In reaching our decision, we concur with the implicit administrative finding that, to be available for work, the potential employee must demonstrate an ability and willingness to conform to a reasonable work schedule offered by the employer. We find no right to unemployment compensation upon evidence, as here, that the claimant can make herself available at assorted hours that, if worked, would constitute a full-time work week. In such an instance, the claimant is not “attached to the labor market” at crucial times, and therefore fails the availability test of the unemployment compensation law. Melfi v. Bd. of Review, 336 N.J.Super. 609, 612, 765 A.2d 1082 (App.Div.), certif. denied, 168 N.J. 289, 773 A.2d 1153 (2001) (quoting Krauss, supra, 13 N.J. at 457, 100 A.2d 277 and Vasquez v. Bd. of Review, 127 N.J.Super. 431, 434, 317 A.2d 744 (App.Div.), certif. denied, 65 N.J. 559, 325 A.2d 693 (1974)).
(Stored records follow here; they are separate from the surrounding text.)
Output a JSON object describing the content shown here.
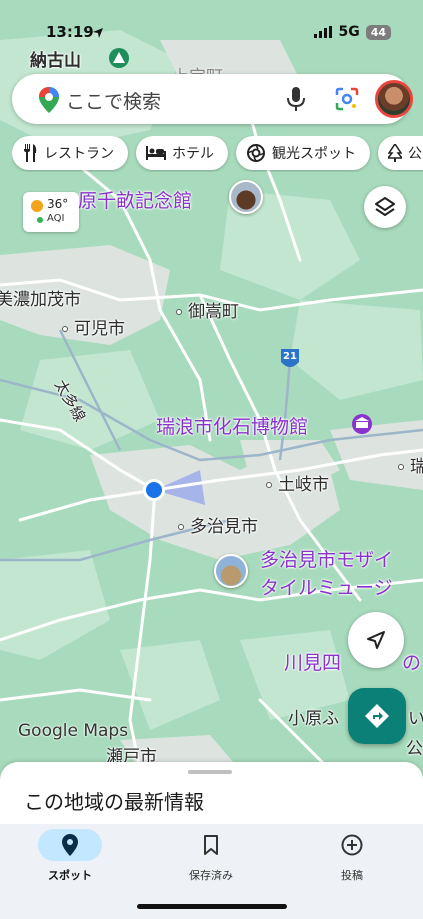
{
  "status_bar": {
    "time": "13:19",
    "network": "5G",
    "battery": "44"
  },
  "search": {
    "placeholder": "ここで検索"
  },
  "chips": [
    {
      "label": "レストラン",
      "icon": "fork-knife-icon"
    },
    {
      "label": "ホテル",
      "icon": "bed-icon"
    },
    {
      "label": "観光スポット",
      "icon": "camera-icon"
    },
    {
      "label": "公園",
      "icon": "tree-icon"
    }
  ],
  "weather": {
    "temperature": "36°",
    "aqi_label": "AQI",
    "aqi_color": "#2fb54b"
  },
  "map": {
    "labels": {
      "nakoyama": "納古山",
      "museum_north": "原千畝記念館",
      "minokamo": "美濃加茂市",
      "kani": "可児市",
      "mitake": "御嵩町",
      "taita_line": "太多線",
      "route_number": "21",
      "kaseki_museum": "瑞浪市化石博物館",
      "toki": "土岐市",
      "mizunami_short": "瑞",
      "tajimi": "多治見市",
      "mosaic_museum_line1": "多治見市モザイ",
      "mosaic_museum_line2": "タイルミュージ",
      "kawami": "川見四",
      "kawami2": "の",
      "ohara": "小原ふ",
      "ohara2": "い",
      "park": "公園",
      "seto": "瀬戸市",
      "town_top": "上宝町"
    },
    "brand": "Google Maps",
    "colors": {
      "land": "#a8dbbd",
      "urban": "#dfe6e3",
      "road": "#ffffff",
      "highway": "#8fa9bf",
      "poi": "#8a33cc"
    }
  },
  "sheet": {
    "title": "この地域の最新情報"
  },
  "nav": [
    {
      "label": "スポット",
      "icon": "location-pin-icon",
      "active": true
    },
    {
      "label": "保存済み",
      "icon": "bookmark-icon",
      "active": false
    },
    {
      "label": "投稿",
      "icon": "add-circle-icon",
      "active": false
    }
  ]
}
We do not regard it necessary to determine whether attendance at school constitutes “good cause” for a restriction of availability to a certain block of hours, since petitioner never demonstrated an ability or willingness to conform to any schedule available through her employer. See Tung-Sol, supra, 35 N.J.Super. at 402, 114 A.2d 285 (finding family responsibilities to constitute good cause for refusal of daytime employment in the context of that case).

Affirmed. 
      
       We also find inapposite Scardina v. Commonwealth of Pa, Unemployment Comp. Bd., 113 Pa.Cmwlth. 511, 537 A.2d 388 (1988), upon which petitioner also relies, since there the claimant, a full-time student, expressed a willingness to change his classes from day to night in order to obtain employment. Id. at 390.